半年前に映画「転校生」を再見して、原作も読み直したくなり、購入。

本当に本を読まない子供だったけど、これは下ネタをフックとして珍しく最後まで読んだはず。先に映画を見てスジが頭に入ってたのかもしれないが、どちらを先に見たのかは記憶が曖昧。

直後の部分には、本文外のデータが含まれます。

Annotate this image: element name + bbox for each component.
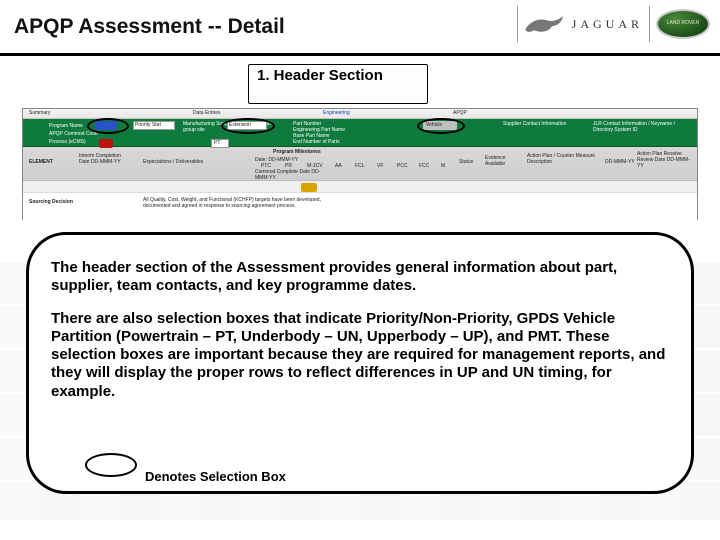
sheet-field-label: Process (eCMS)	[49, 139, 86, 145]
sheet-field-label: PT	[214, 140, 220, 146]
sheet-field-label: Supplier Contact Information	[503, 121, 566, 127]
legend-selection-oval-icon	[85, 453, 137, 477]
topbar: APQP Assessment -- Detail JAGUAR LAND RO…	[0, 0, 720, 56]
sheet-col-label: Expectations / Deliverables	[143, 159, 203, 165]
sheet-col-label: Action Plan Resolve Review Date DD-MMM-Y…	[637, 151, 695, 169]
milestone-col: PR	[285, 163, 292, 169]
sheet-col-label: Program Milestones	[273, 149, 321, 155]
status-chip	[301, 183, 317, 192]
land-rover-badge-icon: LAND ROVER	[656, 9, 710, 39]
explanation-balloon: The header section of the Assessment pro…	[26, 232, 694, 494]
sheet-field-label: Priority Stat	[135, 122, 161, 128]
sheet-col-label: DD-MMM-YY	[605, 159, 635, 165]
process-pill	[99, 139, 113, 148]
row-note: All Quality, Cost, Weight, and Functiona…	[143, 197, 343, 209]
logo-divider	[517, 6, 518, 42]
selection-oval	[221, 118, 275, 134]
sheet-col-label: Action Plan / Counter Measure Descriptio…	[527, 153, 597, 165]
sheet-field-label: Program Name	[49, 123, 83, 129]
sheet-tab: APQP	[453, 110, 467, 116]
callout-header-section: 1. Header Section	[248, 64, 428, 104]
milestone-col: VF	[377, 163, 383, 169]
brand-logos: JAGUAR LAND ROVER	[517, 6, 710, 42]
milestone-col: M-1CV	[307, 163, 323, 169]
sheet-col-label: ELEMENT	[29, 159, 53, 165]
callout-label: 1. Header Section	[257, 67, 383, 84]
assessment-header-screenshot: Summary Data Entries Engineering APQP Pr…	[22, 108, 698, 220]
sheet-col-label: Status	[459, 159, 473, 165]
milestone-col: PTC	[261, 163, 271, 169]
milestone-col: FCL	[355, 163, 364, 169]
sheet-col-label: Evidence Available	[485, 155, 521, 167]
legend-label: Denotes Selection Box	[145, 470, 315, 485]
milestone-col: M	[441, 163, 445, 169]
jaguar-leaper-icon	[524, 13, 566, 35]
sheet-tab: Engineering	[323, 110, 350, 116]
sheet-col-label: Commod Complete Date DD-MMM-YY	[255, 169, 325, 181]
selection-oval	[417, 118, 465, 134]
balloon-paragraph-2: There are also selection boxes that indi…	[51, 310, 669, 401]
balloon-paragraph-1: The header section of the Assessment pro…	[51, 259, 669, 296]
slide: APQP Assessment -- Detail JAGUAR LAND RO…	[0, 0, 720, 540]
sheet-field-label: APQP Commod Code	[49, 131, 98, 137]
sheet-tab-row	[23, 109, 697, 119]
land-rover-wordmark: LAND ROVER	[667, 21, 700, 27]
selection-oval	[87, 118, 129, 134]
sheet-body-row	[23, 193, 697, 221]
milestone-col: PCC	[397, 163, 408, 169]
sheet-field-label: End Number of Parts	[293, 139, 340, 145]
milestone-col: FCC	[419, 163, 429, 169]
sheet-field-label: JLR Contact Information / Keyname / Dire…	[593, 121, 693, 133]
page-title: APQP Assessment -- Detail	[14, 15, 285, 39]
sheet-subrow	[23, 181, 697, 193]
jaguar-wordmark: JAGUAR	[572, 17, 643, 32]
sheet-tab: Data Entries	[193, 110, 221, 116]
row-label: Sourcing Decision	[29, 199, 73, 205]
sheet-tab: Summary	[29, 110, 50, 116]
sheet-col-label: Interim Completion Date DD-MMM-YY	[79, 153, 125, 165]
milestone-col: AA	[335, 163, 342, 169]
logo-divider	[649, 6, 650, 42]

今回読み直してみて、思いの外、映画が原作を忠実になぞっているのに驚いた。小学生→中学生という改変はあるものの(これは正解だと思う)、校長先生一家とのやりとり(映画にて山で一美を襲ったニイちゃんは校長先生の軟派息子!)をカット、原作では行かなかった移動教室は行ったことにしてプールでのエピソードを持ってくるといったマイナーチェンジを施し、そして最後に2人で行く小旅行は映画のオリジナル。
あと、一夫が8ミリマニアというのも映画のオリジナル。

両者を比較してみると、やっぱり映画版はすごい出来だと思う。筋を忠実になぞりながら、原作のコアの部分をより高いレベルで展開している。
こういうのこそ映画化した意味があると思うんだよなぁ。もっとも、この本は長さ的には中編ぐらいだから題材としてはもってこいだったのかもしれないけど。

ところで、「転校生」の感想で

それは、入れ替わる前の少女(小林聡美、めちゃくちゃ演技がうまい)が出番が短いくせにわりとおてんばに描かれているせいで、入れ替わったあとの少年(尾身としのり、こちらもうまい)が、その少女ではなく単にナヨナヨしたキャラに変貌した、というふうにしか見えないのだ。だから同時に女性の方は単にたくましくなった、というふうに見えてしまい、入れ替わったというよりそれぞれのメンタリティが変化した、という印象の方が強い。
この辺は実写映画の難しさなのかもしれないけど、この演出方針はちょっとどうかなぁと見るたびに思う。


と書いたけど、これは原作から存在する問題点でした。一美に対する周りの態度が決定しないうちに入れ替わっちゃってる。

ちなみに大林監督は「転校生」のセルフリメイクを撮影中だそうですが、どうなんだろうなぁ。